Die wilde Mitte von São Miguel wird vom massiven Stratovulkan des Água de Pau-Komplexes dominiert, der die geografisch schmalste Stelle der Insel bildet. Geologisch gesehen ist dies das jüngste der drei grossen Vulkansysteme und verbindet die einst getrennten östlichen und westlichen Ur-Inseln [geol].

Das Herzstück dieser Region ist die monumentale Einsturzkrater-Caldera, in der auf rund 575 Metern Höhe der unberührte Kratersee Lagoa do Fogo liegt. Dieser See entstand in seiner heutigen Form vor allem durch den letzten grossen, plötzlichen Ausbruch im Jahr 1563. Die Landschaft ist extrem rau, zerklüftet und von steilen, dicht mit endemischer Vegetation bewachsenen Kraterwänden geprägt.

Im Norden flacht das Massiv allmählich ab und geht in eine weite, fruchtbare Küstenebene rund um die Stadt Ribeira Grande über. Die vulkanische Aktivität ist hier noch immer sehr lebendig, was sich in zahlreichen Fumarolen, heissen Thermalquellen und geothermalen Erdrissen zeigt. Durch die exponierte, zentrale Lage fangen sich an den Hängen des Berges Pico da Barrosa (947 m) häufig feuchte Atlantikwolken ab. Dies sorgt für eine mystische Atmosphäre und speist die unzähligen, tiefen Bachläufe, die sich durch den dichten Dschungel graben. Insgesamt präsentiert sich die Mitte als eine faszinierende Kontrastlandschaft zwischen ungezähmter Bergwildnis und einer geschäftigen, historisch geprägten Nordküste.

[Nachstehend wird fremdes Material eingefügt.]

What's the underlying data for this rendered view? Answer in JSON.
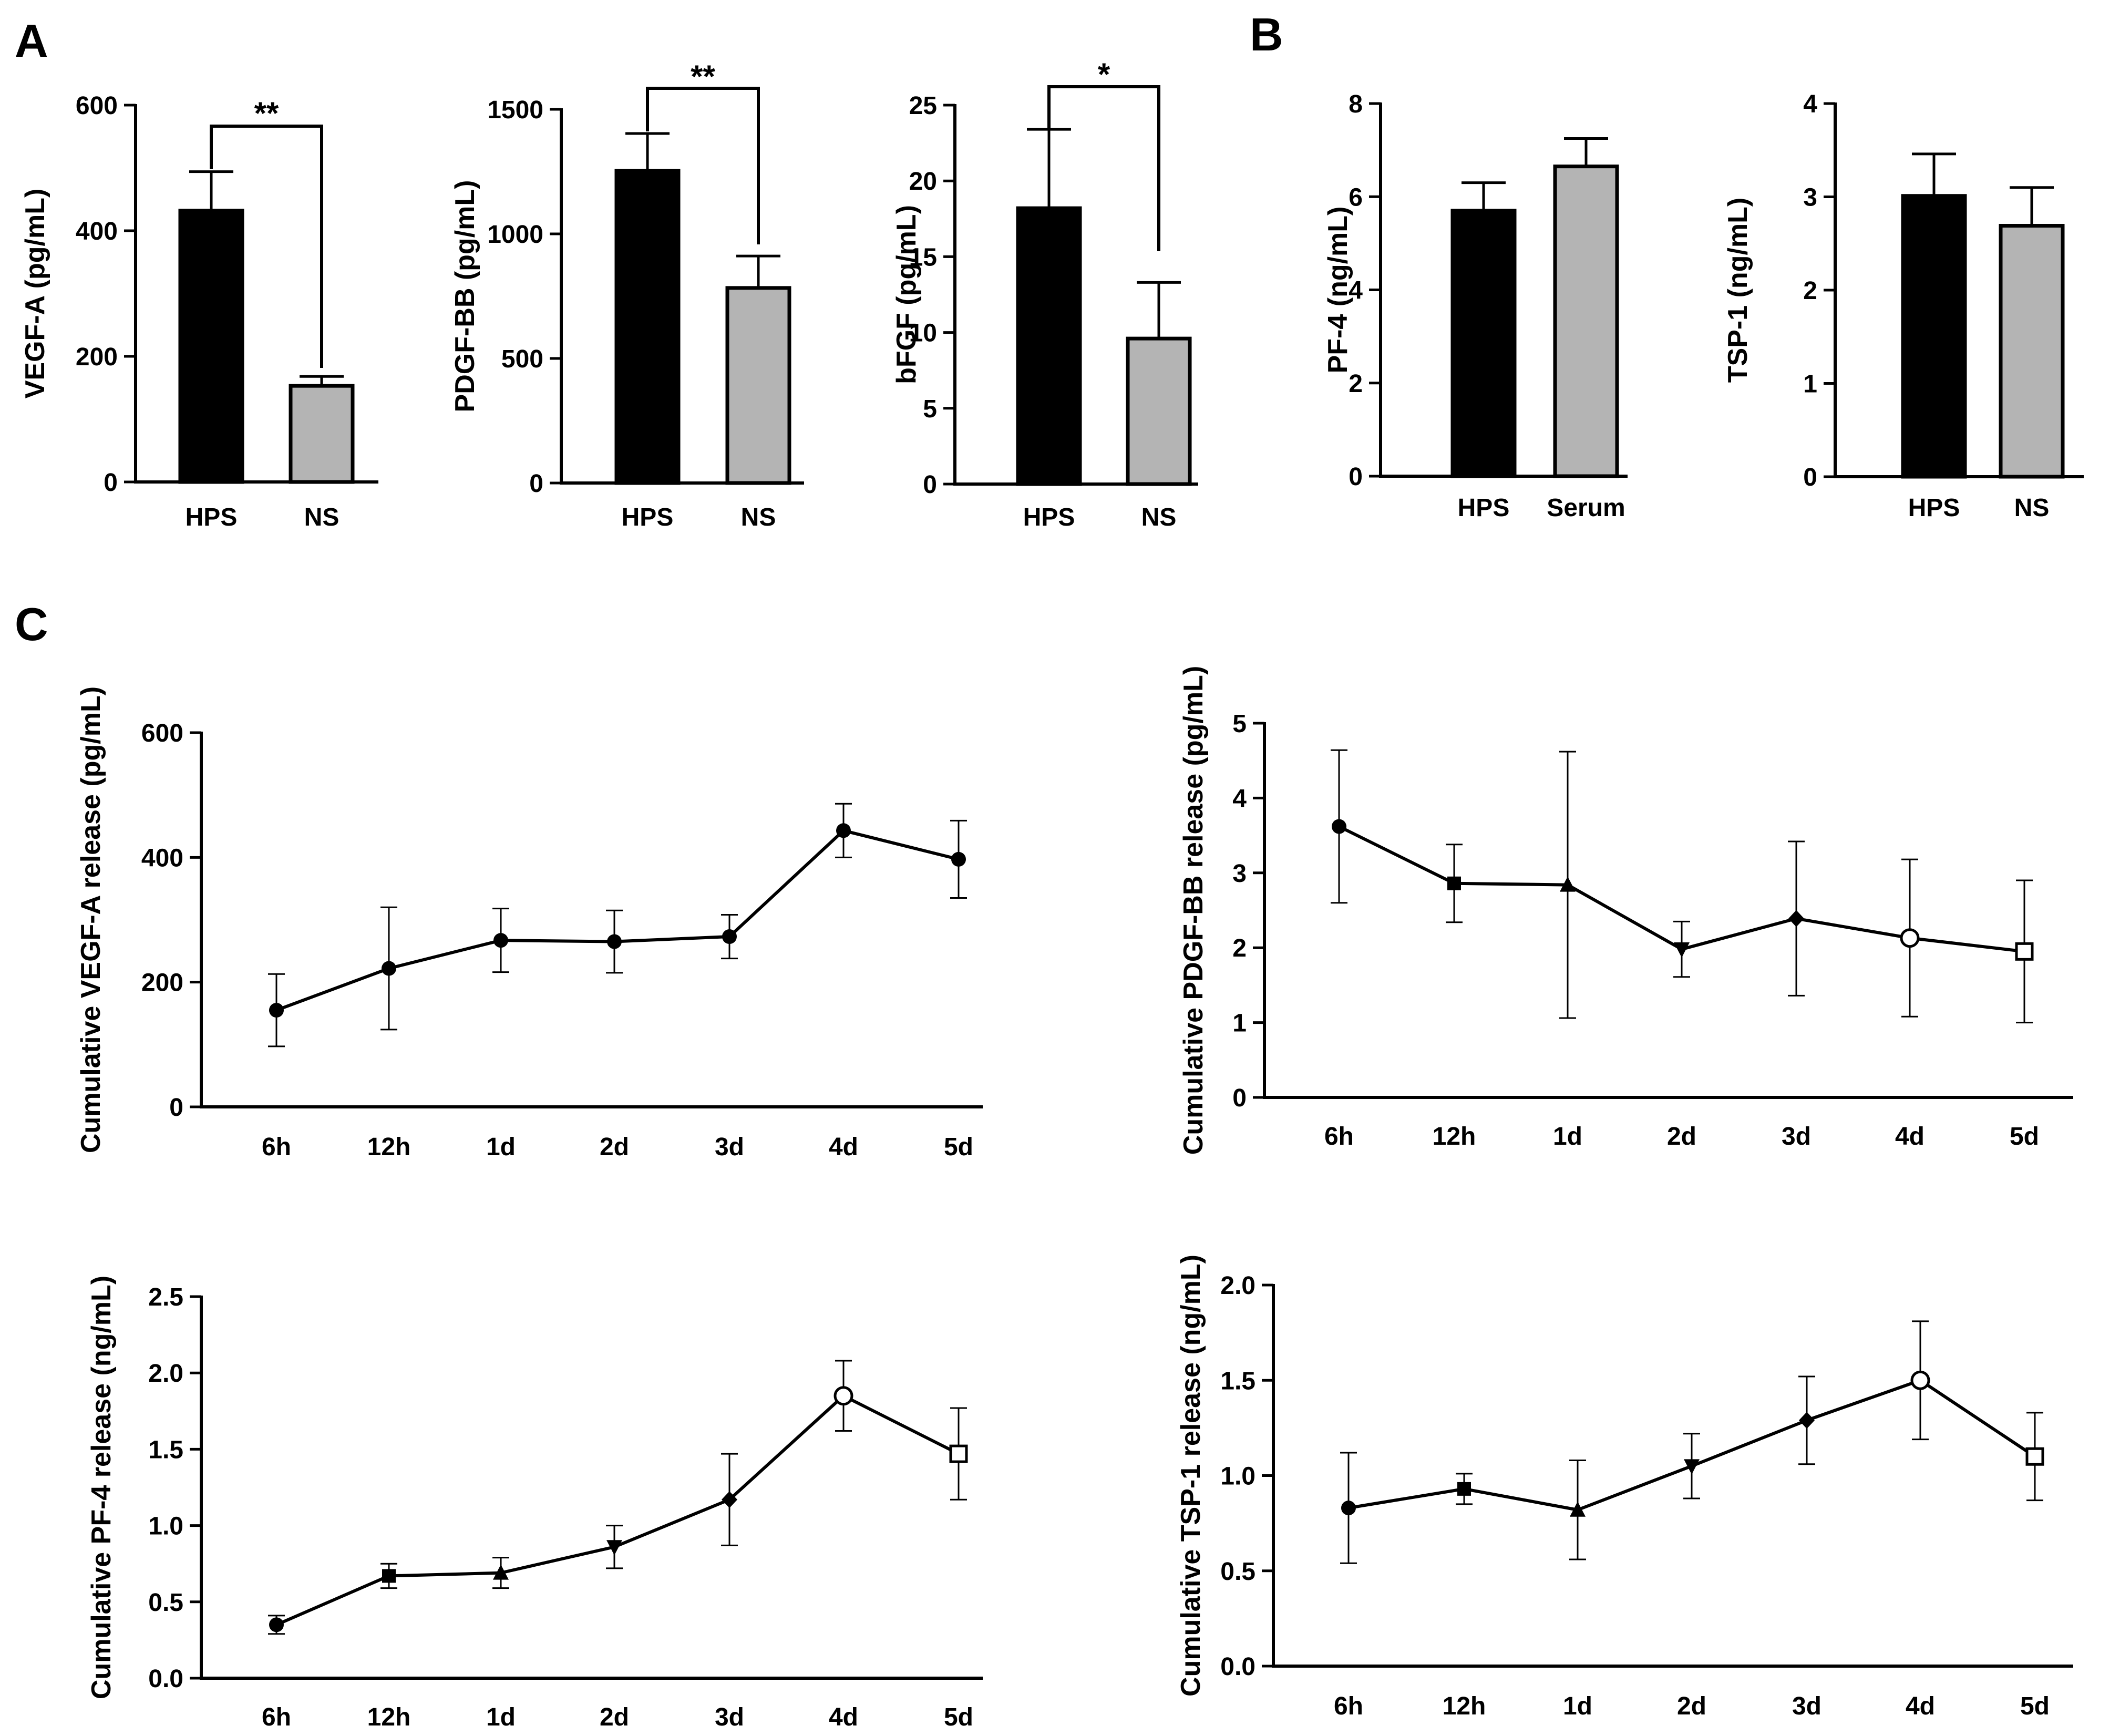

Die spektakulärste Sehenswürdigkeit ist der Kratersee Lagoa do Fogo, dessen atemberaubende Aussichtspunkte direkt an der Bergstrasse liegen. Ein weiteres Highlight im dichten Wald ist die Caldeira Velha, ein Naturpark mit üppigen Farnen und warmen, eisenhaltigen Thermalbecken zum Baden.

Ganz in der Nähe sprudelt der heisse Wasserfall von Salto do Cabrito, der über einen abenteuerlichen Steg entlang einer Wasserkraftleitung erreichbar ist. Im Norden lockt die Stadt Ribeira Grande mit ihrer barocken Architektur, einer historischen Brücke und der berühmten Likörfabrik Mulher de Capelão.

Die Anreise aus Ponta Delgada ist dank der zentralen Lage sehr schnell und führt über die Schnellstrasse EN1-1A in nur etwa 20 min nach Ribeira Grande. Um zu den Aussichtspunkten des Sees zu gelangen, nimmt man die kurvenreiche Passstrasse EN5-2A, die die Insel von Nord nach Süd überquert.

Ein eigener Mietwagen ist für diese Region die beste Wahl, um flexibel auf das oft wechselnde Bergwetter reagieren zu können. Wichtiger Hinweis: Für den Schutz der Natur gilt auf der Bergstraße im Sommer ein Fahrverbot für Mietwagen, weshalb man dann den offiziellen Shuttlebus nutzen muss. Wanderer können alternativ direkt vom Kraterrand hinab zum Ufer des Sees steigen, was zu den unvergesslichsten Naturerlebnissen der Azoren zählt.